In the suit, Drummond's office alleges Roblox "marketed itself as a safe place for children but turned a blind eye" as predators targeted minors, according to News 9. The complaint, as described in local reporting, alleges adults could create "relaxed" accounts to masquerade as kids, use Robux as leverage to groom a 12-year-old and coerce sexually explicit images, and even threaten the girl's family with knowledge of their home address, per the filings. Those allegations form the core of Oklahoma's claim that Roblox prioritized engagement and monetization over child safety.
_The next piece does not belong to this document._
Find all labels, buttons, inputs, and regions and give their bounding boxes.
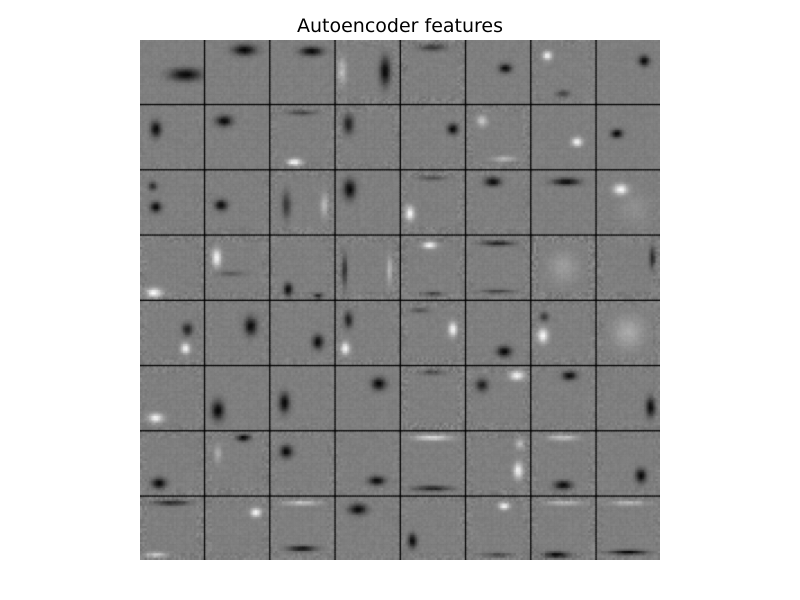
feature-mosaic-image [140,40,660,560]
figure-title: Autoencoder features [296,15,503,37]
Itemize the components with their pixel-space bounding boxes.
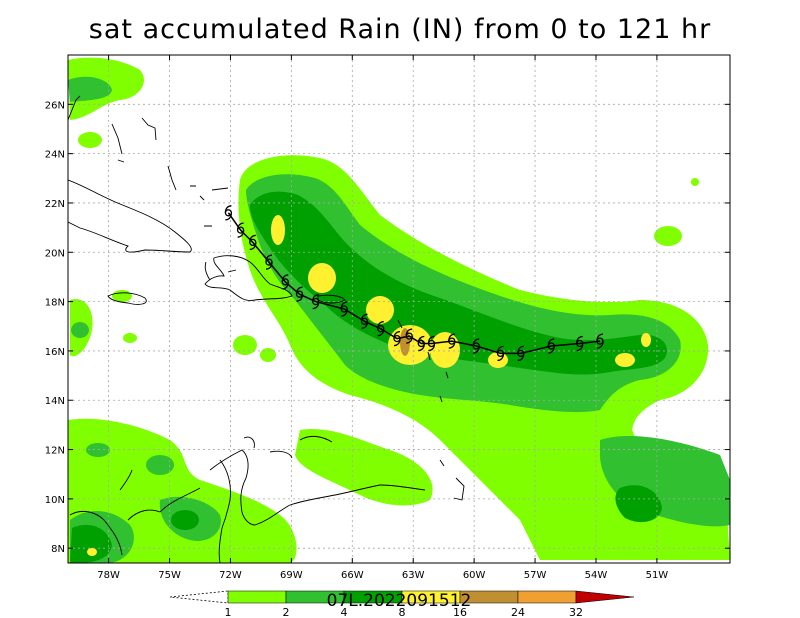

The complaint also points to a related criminal investigation in the Oklahoma City area. Edmond police arrested a man in April after investigators found evidence tying him to juvenile victims in multiple states, local outlets reported. KOCO reported that detectives and an Internet Crimes Against Children task force traced contacts and images to victims in Oklahoma, Louisiana, Indiana, Ohio and Massachusetts. Drummond's suit cites such investigative findings as part of its argument that Roblox's defaults and product design make that kind of contact foreseeable.
Roblox has pushed back publicly while rolling out safety changes this spring, announcing age-based "Roblox Kids" and "Roblox Select" accounts that limit communications and content for younger users. Roblox's newsroom says the accounts will apply stricter chat defaults and a dynamic game-selection process for under-16 users. The company also disclosed in its recent SEC filing that it reached settlement agreements with several states and set aside funds related to those matters, and the filing details ongoing state investigations and accruals tied to settlements. Details are laid out in Roblox's 10-Q.
Legal stakes and what's next
Oklahoma's filing adds a state-level enforcement front to a widening national legal push. Dozens of family lawsuits have been centralized into MDL No. 3166 in the Northern District of California, and multiple state attorneys general have filed or settled enforcement actions. child exploitation firestorm coverage and court records show the MDL consolidation accelerates coordinated discovery, including broad document production and executive depositions. The Oklahoma case is likely to press similar claims, such as consumer-protection and design-defect theories alongside requests for injunctive relief, that other states and families have advanced.
What parents should do
Experts and law enforcement advise parents to check friends lists and chat logs, enable the platform’s enhanced parental controls and consider age-checking or limiting accounts while litigation and investigations proceed. Drummond's earlier request for legal proposals and the Attorney General's statement on Roblox are posted on the Oklahoma Attorney General's website. The Oklahoma Attorney General's Office has directed families to report suspicious contacts to local police. If you believe a crime has occurred, contact local law enforcement and report the incident to the National Center for Missing & Exploited Children’s CyberTipline at report.cybertip.org for guidance.